La Facel II hérite d’un V8 Chrysler encore plus puissant, le Typhoon TY 8 de 6,3 litres, qui équipe également l’Excellence EX 2. Gavé par deux carburateurs quadruple corps, il développe 390 ch SAE lorsqu’il est accouplé à la boîte de vitesses mécanique Pont-à-Mousson à quatre rapports. Avec la transmission automatique Chrysler Torqueflite à trois vitesses, la cavalerie est limitée, si l’on peut dire, à 355 ch (un seul carburateur quadruple corps). Ainsi gréée, la Facel II approche les 240 km/h, grâce auxquels elle demeure, en ce début des années soixante, le coupé le plus rapide du monde : 240 km/h et le 0 à 100 km/h abattu en 7,5 secondes.
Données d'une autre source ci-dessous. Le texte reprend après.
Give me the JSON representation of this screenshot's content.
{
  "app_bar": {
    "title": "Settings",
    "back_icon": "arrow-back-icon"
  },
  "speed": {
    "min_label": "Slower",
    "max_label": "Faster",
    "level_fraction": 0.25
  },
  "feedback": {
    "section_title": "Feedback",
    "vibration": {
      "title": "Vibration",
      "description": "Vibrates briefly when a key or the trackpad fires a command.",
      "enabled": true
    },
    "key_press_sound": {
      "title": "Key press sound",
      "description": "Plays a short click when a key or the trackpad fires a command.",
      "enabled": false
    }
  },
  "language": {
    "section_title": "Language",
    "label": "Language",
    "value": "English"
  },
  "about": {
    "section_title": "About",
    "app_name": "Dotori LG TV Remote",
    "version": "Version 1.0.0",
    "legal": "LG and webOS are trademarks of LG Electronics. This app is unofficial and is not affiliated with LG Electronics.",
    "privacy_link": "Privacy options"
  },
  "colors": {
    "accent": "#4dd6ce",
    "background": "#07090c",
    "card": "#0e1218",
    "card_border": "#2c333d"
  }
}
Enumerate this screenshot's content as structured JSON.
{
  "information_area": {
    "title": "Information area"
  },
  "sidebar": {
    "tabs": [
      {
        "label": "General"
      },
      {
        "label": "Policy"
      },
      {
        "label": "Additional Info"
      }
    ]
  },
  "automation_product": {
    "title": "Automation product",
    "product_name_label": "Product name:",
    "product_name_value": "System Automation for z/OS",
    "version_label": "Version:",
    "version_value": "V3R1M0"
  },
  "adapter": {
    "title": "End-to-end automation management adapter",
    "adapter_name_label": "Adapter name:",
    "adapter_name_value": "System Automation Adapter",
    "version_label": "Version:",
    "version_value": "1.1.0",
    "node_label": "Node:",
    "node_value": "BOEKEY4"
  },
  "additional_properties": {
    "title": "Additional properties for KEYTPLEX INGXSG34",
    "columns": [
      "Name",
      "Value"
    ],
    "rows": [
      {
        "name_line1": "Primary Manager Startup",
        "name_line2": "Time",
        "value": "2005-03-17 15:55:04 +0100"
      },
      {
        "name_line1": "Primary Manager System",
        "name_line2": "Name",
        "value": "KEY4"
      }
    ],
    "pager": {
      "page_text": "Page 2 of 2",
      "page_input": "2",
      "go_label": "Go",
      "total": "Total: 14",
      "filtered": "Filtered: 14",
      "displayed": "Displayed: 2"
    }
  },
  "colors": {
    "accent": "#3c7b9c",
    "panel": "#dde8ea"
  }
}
Quatre disques assistés Dunlop ne sont pas de trop pour arrêter cette merveille de deux tonnes (à pleine charge) aux performances hors du commun. Côté châssis, si on retrouve les classiques longerons tubulaires, on regrette le caractère archaïque de la suspension arrière, son essieu rigide et ses ressorts à lames, plus à leur place sur un inconfortable roadster anglais que sur une machine de cette classe.

Proposé à 60 000 francs, soit quatre fois le prix d’une DS, ce somptueux bolide sera produit à 180 exemplaires jusqu’en 1964. Il sera pour l’essentiel exporté, acquis par des clients prestigieux parmi lesquels on remarque le Shah d’Iran et Ringo Star… Le marché américain constituera son principal débouché, où, pour des raisons réglementaires, il devra abandonner ses phares Mégalux pour quatre projecteurs ronds et banaux.

Point d’orgue de l’histoire de la marque, la dernière Facel est aussi la plus belle des voitures dessinées par Jean Daninos. Un magnifique chant du cygne qui demeurera la dernière des grandes classiques françaises.

Le châssis HK2 A099 a été fini dans la combinaison intemporelle de Noire sur Noire, équipé de la boîte de vitesses manuelle à quatre rapports Pont-à-Mousson. Construite vraisemblablement en 1959, la voiture a passé sa première vie à l’abri des regards avant d’être immatriculée pour la première fois le 16 février 1965 au nom du fondateur de la société, Jean Daninos, quelques mois seulement après la fermeture définitive des portes de l’usine. La voiture est passée entre les mains de cinq autres propriétaires, avant de rester en propriété unique de 1987 à janvier 2020, date à laquelle elle a été vendue à l’expéditeur.

Ce premier prototype de la légendaire Facel II à carrosserie unique a fait l’objet d’une restauration minutieuse entre 2020 et 2022.
La voiture est estimée entre 700 000 et 1 000 000 €.